Qualcuno sperava in un ennesimo colpo di scena. Junts, il partito di Puigdemont, ha cercato di sospendere varie volte la seduta, ma i tre partiti che hanno sostenuto Illa (socialisti, Esquerra e i Comuns) si sono opposti perché Puigdemont non è stato arrestato.
Il discorso di Illa è durato meno di tre quarti d’ora. Ha rivendicato gli accordi raggiunti e ha chiarito che questa legislatura sarà centrata soprattutto sul nuovo modello di finanziamento, strappato da Esquerra, e sulla casa, come chiesto dai Comuns, il partito dell’ex sindaca di Barcellona Ada Colau. Ma il fantasma di Puigdemont ha aleggiato durante tutta la seduta. Anche nell’intervento del candidato, che ha chiesto al potere giudiziario di rispettare «senza sotterfugi» la legge di amnistia che tanto è costata a Sánchez approvare. Reclamo il rispetto per la decisione del potere legislativo che ha dimostrato in modo chiaro, esplicito e inequivocabile la volontà di una normalizzazione completa in Catalogna». Un chiaro riferimento alla guerra niente affatto sotterranea che alcuni settori eversivi della magistratura stanno conducendo contro l’applicazione di questa legge, in particolare nel caso di Puigdemont.
Parlando di «un accordo di investitura, e non di legislatura», Illa ha ricordato i suoi punti programmatici.

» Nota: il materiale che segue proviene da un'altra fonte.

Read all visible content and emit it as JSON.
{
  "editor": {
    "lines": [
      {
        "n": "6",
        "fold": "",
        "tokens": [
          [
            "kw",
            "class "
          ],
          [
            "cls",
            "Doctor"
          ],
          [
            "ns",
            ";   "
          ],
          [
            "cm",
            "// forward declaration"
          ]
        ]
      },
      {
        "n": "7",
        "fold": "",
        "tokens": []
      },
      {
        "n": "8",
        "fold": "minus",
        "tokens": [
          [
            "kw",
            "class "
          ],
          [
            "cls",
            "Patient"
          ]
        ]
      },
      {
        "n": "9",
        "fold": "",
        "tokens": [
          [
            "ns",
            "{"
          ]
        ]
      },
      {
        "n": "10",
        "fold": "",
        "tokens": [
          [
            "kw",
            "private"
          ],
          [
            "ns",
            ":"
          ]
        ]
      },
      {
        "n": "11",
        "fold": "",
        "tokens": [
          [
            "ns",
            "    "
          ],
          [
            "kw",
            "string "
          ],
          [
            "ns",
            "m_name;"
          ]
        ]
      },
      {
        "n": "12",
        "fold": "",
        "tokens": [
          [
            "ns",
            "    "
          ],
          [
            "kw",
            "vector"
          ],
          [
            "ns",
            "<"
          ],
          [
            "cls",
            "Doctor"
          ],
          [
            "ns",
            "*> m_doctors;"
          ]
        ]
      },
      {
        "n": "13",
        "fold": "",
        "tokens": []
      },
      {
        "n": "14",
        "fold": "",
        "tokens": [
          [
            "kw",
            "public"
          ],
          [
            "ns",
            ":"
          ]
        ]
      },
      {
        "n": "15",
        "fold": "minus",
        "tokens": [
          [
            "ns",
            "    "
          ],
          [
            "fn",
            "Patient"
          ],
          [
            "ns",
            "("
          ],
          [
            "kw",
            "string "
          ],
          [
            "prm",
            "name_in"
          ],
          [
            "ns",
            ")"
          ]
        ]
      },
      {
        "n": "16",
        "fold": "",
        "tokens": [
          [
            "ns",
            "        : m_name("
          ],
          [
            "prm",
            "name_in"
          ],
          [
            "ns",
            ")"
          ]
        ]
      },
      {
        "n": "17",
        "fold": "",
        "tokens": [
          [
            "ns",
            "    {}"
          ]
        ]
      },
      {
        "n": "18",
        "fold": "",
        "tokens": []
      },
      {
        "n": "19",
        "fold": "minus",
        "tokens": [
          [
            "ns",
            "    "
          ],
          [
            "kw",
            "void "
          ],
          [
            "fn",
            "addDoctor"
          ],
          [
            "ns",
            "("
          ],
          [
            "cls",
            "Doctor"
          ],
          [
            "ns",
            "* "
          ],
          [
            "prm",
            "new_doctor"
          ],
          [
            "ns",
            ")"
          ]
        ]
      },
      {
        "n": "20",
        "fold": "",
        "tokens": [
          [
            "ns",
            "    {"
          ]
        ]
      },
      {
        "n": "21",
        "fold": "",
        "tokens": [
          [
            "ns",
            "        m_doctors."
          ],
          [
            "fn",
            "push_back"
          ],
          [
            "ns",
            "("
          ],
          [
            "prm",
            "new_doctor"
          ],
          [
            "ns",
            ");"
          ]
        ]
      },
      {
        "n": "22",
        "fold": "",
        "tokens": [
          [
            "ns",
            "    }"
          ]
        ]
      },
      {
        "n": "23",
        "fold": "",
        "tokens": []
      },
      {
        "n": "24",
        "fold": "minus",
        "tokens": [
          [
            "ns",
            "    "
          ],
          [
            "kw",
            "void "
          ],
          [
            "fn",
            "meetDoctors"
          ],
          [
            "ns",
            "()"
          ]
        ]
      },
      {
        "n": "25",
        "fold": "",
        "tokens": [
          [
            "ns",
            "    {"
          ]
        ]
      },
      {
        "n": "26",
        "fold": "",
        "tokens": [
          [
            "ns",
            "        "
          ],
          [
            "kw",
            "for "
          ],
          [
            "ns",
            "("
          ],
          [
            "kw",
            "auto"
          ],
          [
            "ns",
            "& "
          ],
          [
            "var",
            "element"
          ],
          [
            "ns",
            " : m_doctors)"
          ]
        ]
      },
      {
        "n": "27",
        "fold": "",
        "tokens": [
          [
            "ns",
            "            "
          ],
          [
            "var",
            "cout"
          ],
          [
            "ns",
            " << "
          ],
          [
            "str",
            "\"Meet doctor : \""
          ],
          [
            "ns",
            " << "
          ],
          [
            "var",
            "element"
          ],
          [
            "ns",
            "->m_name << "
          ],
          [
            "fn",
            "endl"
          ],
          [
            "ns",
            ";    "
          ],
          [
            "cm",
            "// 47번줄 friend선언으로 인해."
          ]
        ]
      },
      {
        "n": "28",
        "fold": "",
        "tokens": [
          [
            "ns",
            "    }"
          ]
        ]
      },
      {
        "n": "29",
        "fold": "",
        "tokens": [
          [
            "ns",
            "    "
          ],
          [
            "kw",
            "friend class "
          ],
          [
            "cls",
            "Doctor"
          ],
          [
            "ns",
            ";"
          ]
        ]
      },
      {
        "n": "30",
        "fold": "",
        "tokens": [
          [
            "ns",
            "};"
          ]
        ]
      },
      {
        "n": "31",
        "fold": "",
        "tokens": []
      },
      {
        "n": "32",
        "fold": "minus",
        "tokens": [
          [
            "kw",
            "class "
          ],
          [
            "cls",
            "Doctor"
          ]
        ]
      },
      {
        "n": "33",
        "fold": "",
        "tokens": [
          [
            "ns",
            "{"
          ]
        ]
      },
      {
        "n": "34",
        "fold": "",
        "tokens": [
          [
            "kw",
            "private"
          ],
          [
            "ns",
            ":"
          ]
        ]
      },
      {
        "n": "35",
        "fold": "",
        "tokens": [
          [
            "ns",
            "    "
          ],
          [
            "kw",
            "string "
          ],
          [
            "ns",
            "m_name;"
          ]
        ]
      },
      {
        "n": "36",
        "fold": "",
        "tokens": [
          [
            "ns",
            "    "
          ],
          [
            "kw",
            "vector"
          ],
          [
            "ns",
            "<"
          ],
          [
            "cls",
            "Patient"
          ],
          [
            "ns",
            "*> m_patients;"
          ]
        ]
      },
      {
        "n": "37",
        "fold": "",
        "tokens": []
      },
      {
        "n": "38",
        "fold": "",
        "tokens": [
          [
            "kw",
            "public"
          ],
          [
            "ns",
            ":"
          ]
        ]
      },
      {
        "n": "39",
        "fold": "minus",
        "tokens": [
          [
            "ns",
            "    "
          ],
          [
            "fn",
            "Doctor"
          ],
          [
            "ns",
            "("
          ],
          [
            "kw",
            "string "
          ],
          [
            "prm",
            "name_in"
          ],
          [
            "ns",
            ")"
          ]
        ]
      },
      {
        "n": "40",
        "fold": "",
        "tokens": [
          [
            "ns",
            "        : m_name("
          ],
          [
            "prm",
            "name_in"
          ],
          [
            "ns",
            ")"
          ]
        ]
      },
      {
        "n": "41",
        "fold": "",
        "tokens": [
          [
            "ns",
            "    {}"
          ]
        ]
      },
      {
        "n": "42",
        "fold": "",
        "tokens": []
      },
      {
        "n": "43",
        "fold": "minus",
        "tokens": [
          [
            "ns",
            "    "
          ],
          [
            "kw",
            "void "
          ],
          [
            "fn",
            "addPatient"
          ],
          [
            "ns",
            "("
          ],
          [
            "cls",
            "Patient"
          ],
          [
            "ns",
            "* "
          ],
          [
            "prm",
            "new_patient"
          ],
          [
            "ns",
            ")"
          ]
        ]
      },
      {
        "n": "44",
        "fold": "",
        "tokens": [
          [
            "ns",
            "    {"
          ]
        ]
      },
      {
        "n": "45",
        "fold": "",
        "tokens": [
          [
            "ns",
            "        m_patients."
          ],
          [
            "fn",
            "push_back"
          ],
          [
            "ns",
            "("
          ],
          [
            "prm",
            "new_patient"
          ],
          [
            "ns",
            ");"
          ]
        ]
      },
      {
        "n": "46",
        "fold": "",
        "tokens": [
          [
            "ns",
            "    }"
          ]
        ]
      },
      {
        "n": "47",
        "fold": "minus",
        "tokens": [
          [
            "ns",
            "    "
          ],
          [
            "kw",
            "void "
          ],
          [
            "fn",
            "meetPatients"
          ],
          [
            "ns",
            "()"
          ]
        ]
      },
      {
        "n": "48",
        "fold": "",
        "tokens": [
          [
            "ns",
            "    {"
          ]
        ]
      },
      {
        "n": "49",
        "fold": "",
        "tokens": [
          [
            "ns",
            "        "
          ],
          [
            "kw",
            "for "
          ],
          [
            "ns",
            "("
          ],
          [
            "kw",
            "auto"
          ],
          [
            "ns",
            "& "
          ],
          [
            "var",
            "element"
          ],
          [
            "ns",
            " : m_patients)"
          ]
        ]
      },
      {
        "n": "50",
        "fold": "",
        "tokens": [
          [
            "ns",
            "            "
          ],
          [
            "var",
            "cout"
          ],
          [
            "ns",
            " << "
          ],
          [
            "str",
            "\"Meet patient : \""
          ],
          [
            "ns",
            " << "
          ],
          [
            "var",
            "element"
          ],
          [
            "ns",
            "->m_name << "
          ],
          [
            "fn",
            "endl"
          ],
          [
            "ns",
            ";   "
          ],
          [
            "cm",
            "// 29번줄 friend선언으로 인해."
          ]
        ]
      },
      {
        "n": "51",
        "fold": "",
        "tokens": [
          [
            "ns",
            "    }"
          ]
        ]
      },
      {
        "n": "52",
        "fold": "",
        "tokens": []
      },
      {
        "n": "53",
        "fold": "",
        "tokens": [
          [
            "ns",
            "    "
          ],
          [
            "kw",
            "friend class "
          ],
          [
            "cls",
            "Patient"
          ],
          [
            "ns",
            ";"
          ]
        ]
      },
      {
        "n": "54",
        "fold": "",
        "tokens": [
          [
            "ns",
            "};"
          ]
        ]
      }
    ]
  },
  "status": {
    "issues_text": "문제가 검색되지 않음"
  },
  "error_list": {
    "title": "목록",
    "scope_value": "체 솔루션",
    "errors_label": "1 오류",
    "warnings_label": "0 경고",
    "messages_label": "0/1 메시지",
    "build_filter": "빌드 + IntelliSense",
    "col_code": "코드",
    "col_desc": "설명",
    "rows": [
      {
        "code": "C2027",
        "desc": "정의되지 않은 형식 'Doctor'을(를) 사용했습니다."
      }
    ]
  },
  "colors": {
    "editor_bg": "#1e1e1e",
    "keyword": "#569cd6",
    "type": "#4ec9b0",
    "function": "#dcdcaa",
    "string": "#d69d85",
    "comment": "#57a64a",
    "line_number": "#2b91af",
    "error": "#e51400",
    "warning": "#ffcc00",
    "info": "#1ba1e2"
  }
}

Quello ambientale: lotta contro la siccità con la creazione di nuove infrastrutture e l’obiettivo di rendere la Catalogna neutra climaticamente entro il 2030. Quello della casa: ha promesso 50mila nuovi appartamenti e regolare gli affitti stagionali (una legge che proprio il suo partito aveva silurato poche settimane fa). La questione trasporti: il passaggio delle competenze sulle ferrovie e per «cucire la Catalogna attraverso il trasporto pubblico». L’educazione e infine la fine del conflitto catalano, uno degli obiettivi del governo Sánchez. Esquerra republicana ha accettato senza entusiasmo che il negoziato con lo stato non includa l’agognato referendum.
Con un gesto di cortesia parlamentare, Illa ha concluso il discorso riconoscendo al suo predecessore Pere Aragonés, di Esquerra, di ricevere un paese in condizioni migliori di quelle in cui lo aveva ricevuto lui (dalle mani dei loro ex soci di Junts). Ha proclamato di voler lavorare con tutti, meno con i partiti di estrema destra, Vox e Aliança catalana.
Se il portavoce di Junts Albert Batet ha accusato Esquerra di stendere «il tappeto rosso ai socialisti» mettendo «in pericolo» la nazione catalana e di aver caricato i manifestanti intorno al Parlament, il portavoce di Esquerra Josep Maria Jové ha sottolineato invece che il loro è un sì «vigilante ed esigente». Anche Jessica Albiach dei Comuns ha detto a Illa che la sua gratitudine si misurerà nel rispetto degli accordi. Il Pp ha accusato i socialisti di essersi fatti sfuggire Puigdemont e Vox ha vomitato l’usuale odio islamofobo e contro l’immigrazione. Inizia un nuovo ciclo in Catalogna.